That is the behavior I would expect. In the case you describe the Item isn’t directly a member of the parent Group, its Group is the member. You would need to flatten the Group hierarchy in this case or create a special purpose Group that includes all the Items you care about.
This is also known and expected. If the subGroup doesn’t have a type it doesn’t get updated when its members update so there would be nothing to trigger the parent Group as the subGroup never receives updates.
For you particular design perhaps it is less useful. But other designs may depend on exactly the current behavior where one wants the subGroup to be the triggeringItem. The individual who coded this chose to support the latter design rather than the former. Personally, I agree with that decision as the latter approach handles more use cases, is IMHO more consistent with other Group behaviors (e.g. if you iterate through MyGroup.members you get the subGroup Items, not the members of the subGroups), and there are workarounds to support your approach (e.g. create a special purpose Group).

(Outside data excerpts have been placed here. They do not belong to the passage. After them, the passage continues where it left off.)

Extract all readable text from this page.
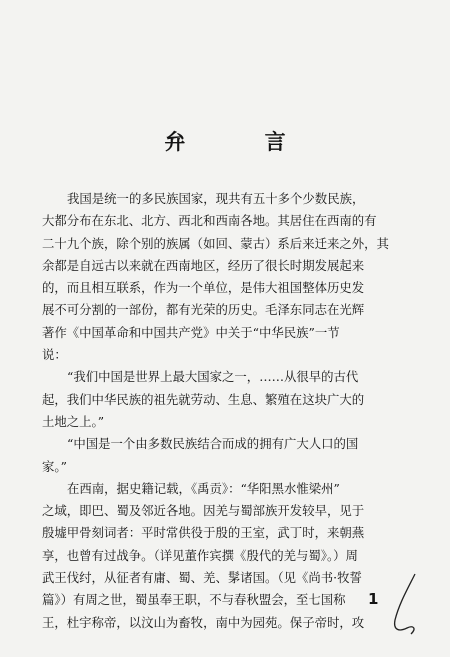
弁 言
我国是统一的多民族国家，现共有五十多个少数民族，
大都分布在东北、北方、西北和西南各地。其居住在西南的有
二十九个族，除个别的族属（如回、蒙古）系后来迁来之外，其
余都是自远古以来就在西南地区，经历了很长时期发展起来
的，而且相互联系，作为一个单位，是伟大祖国整体历史发
展不可分割的一部份，都有光荣的历史。毛泽东同志在光辉
著作《中国革命和中国共产党》中关于“中华民族”一节
说：
“我们中国是世界上最大国家之一，……从很早的古代
起，我们中华民族的祖先就劳动、生息、繁殖在这块广大的
土地之上。”
“中国是一个由多数民族结合而成的拥有广大人口的国
家。”
在西南，据史籍记载，《禹贡》：“华阳黑水惟梁州”
之域，即巴、蜀及邻近各地。因羌与蜀部族开发较早，见于
殷墟甲骨刻词者：平时常供役于殷的王室，武丁时，来朝燕
享，也曾有过战争。（详见董作宾撰《殷代的羌与蜀》。）周
武王伐纣，从征者有庸、蜀、羌、髳诸国。（见《尚书·牧誓
篇》）有周之世，蜀虽奉王职，不与春秋盟会，至七国称
王，杜宇称帝，以汶山为畜牧，南中为园苑。保子帝时，攻
1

Not exactly. Groups are Items too. The subGroup is the member of the Group that caused the rule to trigger. So the subGroup IS the Item that caused the rule to trigger. But, as was the case prior to the Member of trigger, Groups do not change or receive updates unless they have a type.
That is debatable and I could be convinced of this. But the solution would be requiring a Type for any Group used as a Rule trigger even when using Member of
. The solution would not be going back to the case where a Group gets updated and changed even when it has no type (this caused all sorts of problems which is why it was changed) and the solution would not be doing recursive Member of triggers as that would be a breaking change and IMHO be less flexible over all. It would also be inconsistent with other Group behaviors.
Probably a little of both. The Member of trigger was always designed to only support a single level. From the posting that introduced the new trigger (see link below):
“Member of” only works on items that are direct members of a group. It does not traverse nested groups. In the rule below the “triggeringItem” implicit variable will be one of the groups that are nested within AllLights (SwitchLights or DimmerLights) and not the base items (SwitchLight01, SwitchLight02, DimmerLight01, or DimmerLight02).
The unintended consequence part is a result of the fact that Groups do not receive updates when they don’t have a type. This was actually a breaking change in OH 2.2 from before there was a Member of trigger and the change was made to fix some pretty significant problems. But as a result, subGroups will never update when their members update so those updates will never trickle up to the parent Groups.
No it doesn’t. It’s perfectly legal to do something like:
Group:Number AllStrings
And have all the members of AllStrings be String Items. AllStrings will still get updates. It just will never have a useful state itself. I’ve never tried it but I think AllStrings will remain NULL.
In a more useful case you can do
Group:Number:SUM AllSwitches
which will set the state of AllSwitches to the number of its members that are ON.
There are all sorts of combinations of Group types and member types that are possible and useful and even in those cases where the combination is not useful, the Group will still receive updates.
The posting Features for Rules that work with Groups is the most comprehensive short of looking at the source code for now.